Australia, 20 years later

Harbour bridge from Circular Quay station

Harbour bridge from Circular Quay station

During my first night in a dorm room (in a “college”) at the University of New South Wales in Sydney, I was greeted by a thunder storm the likes of which I had never seen before. I was used to occasional thunder storms in the winter but this was completely different. Here, being late summer, it was warm and humid out while the rain fell in sheets and the lightning flashed with a frequency and strength that I had only read about. I remember laying in my bed and being absolutely amazed by the storm. It was a bit scary but also exciting beyond compare, very much how I was feeling about starting my year in Australia.
February, 2016 marked the 20th anniversary of my arrival in Sydney, Australia. I went my junior year of college to the University of New South Wales as part of the UC Education Abroad program. I’ve kept a running count of how many years it has been, 5 years, 10 years, etc. The 20th was no different, but it served as a kind of milestone, since that trip was almost half of my lifetime ago. I don’t tend to fixate on past events as much as I used to, but I still can get very nostalgic. Seeing pictures of me and my friends from that time brought up a lot of really good memories and induced a heavy wave of nostalgia.

I started thinking about the nostalgia for that period that I was feeling. The obvious factors were the lifestyle. I was studying seriously, but unlike my time at Berkeley I was going out a lot more, had a close group of friends I spent a lot of time with and even got to do a bunch of traveling with a friend around Australia. There was also the effect of seeing how young I and the friends I am still in touch with looked in those pictures. I also remember how optimistic I was for my future, I wasn’t even worried about a career because it seemed so natural that I would go into academics.

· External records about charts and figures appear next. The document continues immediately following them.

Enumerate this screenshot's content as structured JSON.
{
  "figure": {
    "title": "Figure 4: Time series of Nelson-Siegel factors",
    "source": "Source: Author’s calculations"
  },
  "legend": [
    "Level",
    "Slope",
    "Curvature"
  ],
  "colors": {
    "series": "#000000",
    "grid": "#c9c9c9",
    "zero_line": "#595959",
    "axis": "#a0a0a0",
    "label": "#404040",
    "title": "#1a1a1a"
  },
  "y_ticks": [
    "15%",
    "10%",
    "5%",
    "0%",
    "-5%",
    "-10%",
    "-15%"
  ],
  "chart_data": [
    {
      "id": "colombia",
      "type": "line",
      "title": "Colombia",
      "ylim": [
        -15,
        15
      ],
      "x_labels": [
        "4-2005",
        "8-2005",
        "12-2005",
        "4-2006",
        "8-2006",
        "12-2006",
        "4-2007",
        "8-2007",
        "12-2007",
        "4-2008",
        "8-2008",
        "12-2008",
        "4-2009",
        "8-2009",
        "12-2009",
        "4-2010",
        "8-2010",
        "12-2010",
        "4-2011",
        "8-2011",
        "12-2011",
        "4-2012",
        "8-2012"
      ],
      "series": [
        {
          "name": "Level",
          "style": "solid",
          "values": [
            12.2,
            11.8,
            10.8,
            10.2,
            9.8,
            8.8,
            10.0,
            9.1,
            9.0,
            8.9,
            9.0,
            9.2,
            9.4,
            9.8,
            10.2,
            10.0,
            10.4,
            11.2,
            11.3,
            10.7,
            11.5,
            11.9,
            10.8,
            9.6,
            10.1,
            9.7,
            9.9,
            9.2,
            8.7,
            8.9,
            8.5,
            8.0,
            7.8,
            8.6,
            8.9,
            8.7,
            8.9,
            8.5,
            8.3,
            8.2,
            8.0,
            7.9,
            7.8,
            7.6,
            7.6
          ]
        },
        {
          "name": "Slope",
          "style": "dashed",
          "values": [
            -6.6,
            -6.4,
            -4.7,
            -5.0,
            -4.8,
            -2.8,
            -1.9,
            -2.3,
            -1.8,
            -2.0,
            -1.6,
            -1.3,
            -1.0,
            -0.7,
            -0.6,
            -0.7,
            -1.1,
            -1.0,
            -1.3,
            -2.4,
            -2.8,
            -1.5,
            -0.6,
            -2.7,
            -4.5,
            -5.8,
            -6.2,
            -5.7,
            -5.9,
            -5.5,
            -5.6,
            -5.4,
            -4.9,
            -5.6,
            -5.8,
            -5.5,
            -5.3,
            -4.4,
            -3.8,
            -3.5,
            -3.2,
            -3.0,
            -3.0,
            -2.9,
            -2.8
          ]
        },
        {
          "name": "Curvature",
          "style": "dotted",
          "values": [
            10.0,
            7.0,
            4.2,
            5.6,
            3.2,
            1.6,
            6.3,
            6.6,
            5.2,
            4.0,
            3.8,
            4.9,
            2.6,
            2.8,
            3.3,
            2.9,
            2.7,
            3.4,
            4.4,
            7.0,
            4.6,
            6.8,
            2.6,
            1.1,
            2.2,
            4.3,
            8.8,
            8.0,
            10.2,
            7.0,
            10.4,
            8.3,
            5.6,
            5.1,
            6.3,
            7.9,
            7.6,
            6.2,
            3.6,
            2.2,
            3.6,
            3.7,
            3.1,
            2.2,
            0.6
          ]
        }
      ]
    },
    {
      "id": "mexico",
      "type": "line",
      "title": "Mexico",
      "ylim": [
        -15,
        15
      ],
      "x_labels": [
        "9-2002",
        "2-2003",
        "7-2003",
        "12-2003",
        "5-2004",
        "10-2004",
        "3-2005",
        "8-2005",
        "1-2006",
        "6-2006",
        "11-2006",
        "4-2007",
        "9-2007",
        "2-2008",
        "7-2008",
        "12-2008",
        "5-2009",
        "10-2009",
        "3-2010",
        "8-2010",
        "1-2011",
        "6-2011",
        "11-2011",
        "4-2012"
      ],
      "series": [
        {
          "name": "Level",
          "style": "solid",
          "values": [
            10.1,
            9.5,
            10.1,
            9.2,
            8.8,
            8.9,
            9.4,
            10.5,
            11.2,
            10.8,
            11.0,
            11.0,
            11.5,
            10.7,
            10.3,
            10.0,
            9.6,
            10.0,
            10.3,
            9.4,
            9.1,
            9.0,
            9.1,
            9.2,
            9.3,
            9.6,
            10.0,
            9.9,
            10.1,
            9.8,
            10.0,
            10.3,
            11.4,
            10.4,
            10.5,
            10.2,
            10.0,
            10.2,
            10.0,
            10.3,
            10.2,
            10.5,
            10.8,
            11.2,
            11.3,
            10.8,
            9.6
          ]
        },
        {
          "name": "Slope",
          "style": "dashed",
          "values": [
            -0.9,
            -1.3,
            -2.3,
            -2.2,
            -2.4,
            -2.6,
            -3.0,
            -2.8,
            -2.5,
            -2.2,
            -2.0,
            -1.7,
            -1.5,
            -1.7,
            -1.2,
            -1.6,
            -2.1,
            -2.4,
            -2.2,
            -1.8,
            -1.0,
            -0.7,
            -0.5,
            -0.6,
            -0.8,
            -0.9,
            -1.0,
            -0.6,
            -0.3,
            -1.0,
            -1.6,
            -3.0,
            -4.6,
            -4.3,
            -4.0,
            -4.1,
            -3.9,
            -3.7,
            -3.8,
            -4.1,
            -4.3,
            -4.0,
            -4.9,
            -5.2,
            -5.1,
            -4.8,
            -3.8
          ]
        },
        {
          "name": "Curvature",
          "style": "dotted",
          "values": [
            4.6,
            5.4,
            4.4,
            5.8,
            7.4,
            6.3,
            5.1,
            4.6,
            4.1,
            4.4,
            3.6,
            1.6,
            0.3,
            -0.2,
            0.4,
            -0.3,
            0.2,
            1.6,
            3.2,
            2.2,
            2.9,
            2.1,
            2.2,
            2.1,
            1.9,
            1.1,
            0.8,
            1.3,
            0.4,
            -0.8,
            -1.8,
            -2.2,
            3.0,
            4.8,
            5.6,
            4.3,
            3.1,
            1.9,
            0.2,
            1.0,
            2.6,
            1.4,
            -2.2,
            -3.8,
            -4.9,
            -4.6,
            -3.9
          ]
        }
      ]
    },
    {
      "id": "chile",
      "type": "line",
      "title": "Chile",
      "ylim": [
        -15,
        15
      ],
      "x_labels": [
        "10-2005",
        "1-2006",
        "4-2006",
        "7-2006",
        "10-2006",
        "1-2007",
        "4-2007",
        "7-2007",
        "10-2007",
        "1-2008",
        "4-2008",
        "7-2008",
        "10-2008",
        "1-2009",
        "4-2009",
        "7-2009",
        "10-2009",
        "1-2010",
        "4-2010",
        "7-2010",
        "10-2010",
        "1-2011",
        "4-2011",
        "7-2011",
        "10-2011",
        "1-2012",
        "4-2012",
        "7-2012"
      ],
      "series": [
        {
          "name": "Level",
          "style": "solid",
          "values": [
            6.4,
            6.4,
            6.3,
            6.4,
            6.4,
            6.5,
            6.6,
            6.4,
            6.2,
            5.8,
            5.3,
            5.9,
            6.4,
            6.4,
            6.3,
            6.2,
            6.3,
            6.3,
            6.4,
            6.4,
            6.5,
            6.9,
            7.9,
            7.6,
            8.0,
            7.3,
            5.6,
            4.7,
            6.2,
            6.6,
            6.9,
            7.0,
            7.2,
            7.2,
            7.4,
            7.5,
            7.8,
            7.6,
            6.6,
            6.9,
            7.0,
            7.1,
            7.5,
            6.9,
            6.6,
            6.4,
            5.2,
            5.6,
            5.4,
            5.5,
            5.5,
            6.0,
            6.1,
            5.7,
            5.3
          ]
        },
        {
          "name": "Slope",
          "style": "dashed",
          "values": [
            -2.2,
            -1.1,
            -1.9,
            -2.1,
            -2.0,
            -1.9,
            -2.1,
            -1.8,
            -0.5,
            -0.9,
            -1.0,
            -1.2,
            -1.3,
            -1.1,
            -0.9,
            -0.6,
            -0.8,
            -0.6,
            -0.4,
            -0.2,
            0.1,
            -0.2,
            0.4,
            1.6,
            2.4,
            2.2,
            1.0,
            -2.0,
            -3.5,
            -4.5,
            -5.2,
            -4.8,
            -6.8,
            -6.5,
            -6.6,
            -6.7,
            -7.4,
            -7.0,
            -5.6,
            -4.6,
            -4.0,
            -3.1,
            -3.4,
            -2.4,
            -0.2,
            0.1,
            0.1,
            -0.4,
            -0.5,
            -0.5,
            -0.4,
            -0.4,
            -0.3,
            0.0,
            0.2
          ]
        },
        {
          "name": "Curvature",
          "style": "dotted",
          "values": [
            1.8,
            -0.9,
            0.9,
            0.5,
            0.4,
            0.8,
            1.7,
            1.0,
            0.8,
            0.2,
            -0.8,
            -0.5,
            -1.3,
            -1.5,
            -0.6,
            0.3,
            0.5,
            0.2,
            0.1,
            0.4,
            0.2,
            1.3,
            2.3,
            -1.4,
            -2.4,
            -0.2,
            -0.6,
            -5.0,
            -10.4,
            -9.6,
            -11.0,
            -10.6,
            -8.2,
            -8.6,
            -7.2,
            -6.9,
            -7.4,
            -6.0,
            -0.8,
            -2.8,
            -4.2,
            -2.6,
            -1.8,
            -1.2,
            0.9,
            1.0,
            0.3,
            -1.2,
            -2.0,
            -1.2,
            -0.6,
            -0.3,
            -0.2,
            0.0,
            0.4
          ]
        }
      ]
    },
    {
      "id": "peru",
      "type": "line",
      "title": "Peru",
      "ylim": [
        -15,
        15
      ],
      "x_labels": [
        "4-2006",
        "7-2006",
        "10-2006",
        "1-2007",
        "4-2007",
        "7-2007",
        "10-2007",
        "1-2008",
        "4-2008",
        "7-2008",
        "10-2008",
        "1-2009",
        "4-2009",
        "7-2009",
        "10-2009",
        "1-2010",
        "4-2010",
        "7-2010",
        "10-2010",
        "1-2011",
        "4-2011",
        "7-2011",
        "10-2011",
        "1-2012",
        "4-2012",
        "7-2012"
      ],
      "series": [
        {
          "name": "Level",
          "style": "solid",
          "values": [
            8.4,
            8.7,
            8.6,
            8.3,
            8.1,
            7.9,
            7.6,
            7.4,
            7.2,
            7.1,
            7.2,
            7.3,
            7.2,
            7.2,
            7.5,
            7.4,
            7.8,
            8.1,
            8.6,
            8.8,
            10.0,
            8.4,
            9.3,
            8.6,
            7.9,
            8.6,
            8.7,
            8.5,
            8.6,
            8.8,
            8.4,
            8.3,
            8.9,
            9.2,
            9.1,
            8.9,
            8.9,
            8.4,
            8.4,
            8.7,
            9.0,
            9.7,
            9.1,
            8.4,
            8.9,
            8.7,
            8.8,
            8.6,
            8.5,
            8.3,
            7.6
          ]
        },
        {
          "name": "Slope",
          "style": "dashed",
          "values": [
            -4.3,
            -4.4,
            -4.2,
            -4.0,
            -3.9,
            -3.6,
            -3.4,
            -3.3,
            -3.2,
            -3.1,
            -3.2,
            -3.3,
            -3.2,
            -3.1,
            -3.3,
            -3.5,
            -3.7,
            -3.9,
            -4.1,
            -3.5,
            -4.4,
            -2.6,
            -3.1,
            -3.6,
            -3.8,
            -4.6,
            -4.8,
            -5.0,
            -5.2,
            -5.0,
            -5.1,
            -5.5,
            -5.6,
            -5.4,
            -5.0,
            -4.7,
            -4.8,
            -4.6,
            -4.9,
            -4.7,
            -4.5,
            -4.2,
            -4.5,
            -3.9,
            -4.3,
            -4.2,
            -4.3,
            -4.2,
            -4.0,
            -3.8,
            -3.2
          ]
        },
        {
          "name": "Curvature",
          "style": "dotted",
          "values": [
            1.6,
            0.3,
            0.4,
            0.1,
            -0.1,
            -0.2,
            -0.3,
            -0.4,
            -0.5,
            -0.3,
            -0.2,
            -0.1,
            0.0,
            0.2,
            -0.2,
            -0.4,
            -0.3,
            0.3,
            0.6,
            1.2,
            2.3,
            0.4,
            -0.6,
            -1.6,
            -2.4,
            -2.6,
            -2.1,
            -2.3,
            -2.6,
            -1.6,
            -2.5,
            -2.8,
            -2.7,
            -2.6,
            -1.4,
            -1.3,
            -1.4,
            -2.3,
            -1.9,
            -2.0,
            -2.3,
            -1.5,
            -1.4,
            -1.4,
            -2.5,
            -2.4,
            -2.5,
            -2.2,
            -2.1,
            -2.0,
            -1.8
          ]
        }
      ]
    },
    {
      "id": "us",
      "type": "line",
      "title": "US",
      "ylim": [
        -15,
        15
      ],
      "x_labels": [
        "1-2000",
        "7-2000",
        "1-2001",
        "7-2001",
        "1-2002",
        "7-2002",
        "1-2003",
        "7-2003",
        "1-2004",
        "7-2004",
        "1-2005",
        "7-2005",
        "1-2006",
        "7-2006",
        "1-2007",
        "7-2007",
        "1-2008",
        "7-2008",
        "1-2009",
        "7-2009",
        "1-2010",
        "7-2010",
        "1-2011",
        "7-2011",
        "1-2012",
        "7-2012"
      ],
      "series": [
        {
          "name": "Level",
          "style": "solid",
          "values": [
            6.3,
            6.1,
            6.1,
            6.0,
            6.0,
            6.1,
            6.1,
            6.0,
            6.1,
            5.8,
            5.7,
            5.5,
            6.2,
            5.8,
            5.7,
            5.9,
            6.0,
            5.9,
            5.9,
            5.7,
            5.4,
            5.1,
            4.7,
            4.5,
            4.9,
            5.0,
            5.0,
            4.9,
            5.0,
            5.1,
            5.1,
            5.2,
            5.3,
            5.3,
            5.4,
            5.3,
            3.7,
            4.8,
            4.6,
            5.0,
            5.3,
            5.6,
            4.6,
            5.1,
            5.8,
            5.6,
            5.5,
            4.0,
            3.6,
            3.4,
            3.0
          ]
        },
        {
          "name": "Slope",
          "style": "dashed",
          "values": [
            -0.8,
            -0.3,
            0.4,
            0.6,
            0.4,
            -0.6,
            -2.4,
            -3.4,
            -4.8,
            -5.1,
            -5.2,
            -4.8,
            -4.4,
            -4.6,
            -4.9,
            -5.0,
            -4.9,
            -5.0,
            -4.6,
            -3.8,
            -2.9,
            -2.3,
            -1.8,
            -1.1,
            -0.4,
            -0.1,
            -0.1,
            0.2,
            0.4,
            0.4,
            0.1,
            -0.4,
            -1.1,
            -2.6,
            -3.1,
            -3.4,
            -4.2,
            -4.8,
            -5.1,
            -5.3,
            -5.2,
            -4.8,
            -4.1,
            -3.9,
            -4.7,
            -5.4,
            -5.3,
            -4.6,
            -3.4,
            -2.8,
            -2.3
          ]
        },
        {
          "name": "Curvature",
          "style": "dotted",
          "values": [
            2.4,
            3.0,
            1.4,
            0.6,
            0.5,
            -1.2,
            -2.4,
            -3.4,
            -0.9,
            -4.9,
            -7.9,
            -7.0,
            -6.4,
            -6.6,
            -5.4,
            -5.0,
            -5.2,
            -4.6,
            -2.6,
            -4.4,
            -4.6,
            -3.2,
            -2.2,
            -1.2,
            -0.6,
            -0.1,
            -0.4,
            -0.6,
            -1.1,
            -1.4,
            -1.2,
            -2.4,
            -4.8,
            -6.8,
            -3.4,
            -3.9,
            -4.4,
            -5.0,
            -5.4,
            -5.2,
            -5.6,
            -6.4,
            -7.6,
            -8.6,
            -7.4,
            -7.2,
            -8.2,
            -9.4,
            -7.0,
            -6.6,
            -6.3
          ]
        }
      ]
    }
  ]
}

The positive memories were the ones that came up first, but I had to remind myself that I initially had a very hard time. After deciding that the rooms in the college/dorm were too expensive, I decided to look for off-campus housing. I crashed on my friend’s floor for a week while I was searching. I eventually found a room nearby. The house was okay, but one of my flat mates turned out to be rather difficult to be around, and the biggest roaches I had ever seen were waiting for me at night when I had to walk out of the house itself into an enclosed laundry room to reach the toilet. I also was missing home a lot. Being away from California made me appreciate a lot of things I had taken for granted (Mexican food was a huge one).

Besides being homesick and the suboptimal living situation, the main issue affecting me was my, still bewildering, choice to try and keep a relationship with my on/off girlfriend back home. We’d met 6 months before my trip and I insisted that we keep the relationship going. Obviously, trying to maintain the relationship while I was overseas was emotionally taxing and led to unnecessary drama. I also feel that in trying to maintain that relationship, I was much slower in fully become part of my new environment. I think perhaps knowing that I had a relationship back home to attend to kept me preoccupied with home too much. I also missed out on several potential relationships with female classmates. On the upside, I also got to experience a truly dysfunctional relationship with the same girlfriend when I returned home, and was much more appreciative when I met the woman who was to become my wife.

Sydney really only felt like home the second half of my trip. I remember returning from my month long trip around Australia during my winter break. It was night, and coming in over the Harbour Bridge I could see the lights and familiar landmarks. I felt at home, and was surprised to have that sensation. I went on to move in with a much better group of people which made my living situation much more comfortable and fun (and I am still in close contact with one those flatmates). I knew how to get around, had my favorite cafes and restaurants and was more aware of the music scene. I also noticed that more of the Australia students at the university approached me that second semester and I made more friends.

I look back on my time in Australia as a remarkable year. It was a turning point in my life; I learned that there was more to life and college than just studying all the time. I learned to go to my friends for help when I needed it, and to be there for others. It also just exposed me to a very different world for a year. There are so many indelible memories and images I have from that year. A small sampling include walking home one night and having a flying fox drop out of a tree close to my house just as I walked by and then seeing another one silhouetted against the moon as I looked up, the animals(emus, kangaroos, etc) at the nature preserve coming to eat our leftovers as we were leaving during the orientation week, having dingos steal my friend’s shoe while sleeping on a tarp on Fraser Island (and discovering that Sand Flies are a million times worse than mosquitos), my flatmate and I hiding behind a door trying to swat a flying roach and seeing the Crowded House farewell concert outside the Opera house. These images and memories never fail to warm me inside, and opens a deep longing that period of my life.

On my last day in Sydney two very close friends, that I happen to still be in contact with, drove me to the airport. We had some coffee in the café, laughed and joked and reminisced about my year. Then it was time to go. It was odd to find myself feeling that I was leaving rather than going home. I started crying as I hugged them goodbye, and my tears fell like a late summer storm, sheets of warm rain, well after Sydney’s beautiful Harbour and Opera House fell out of view.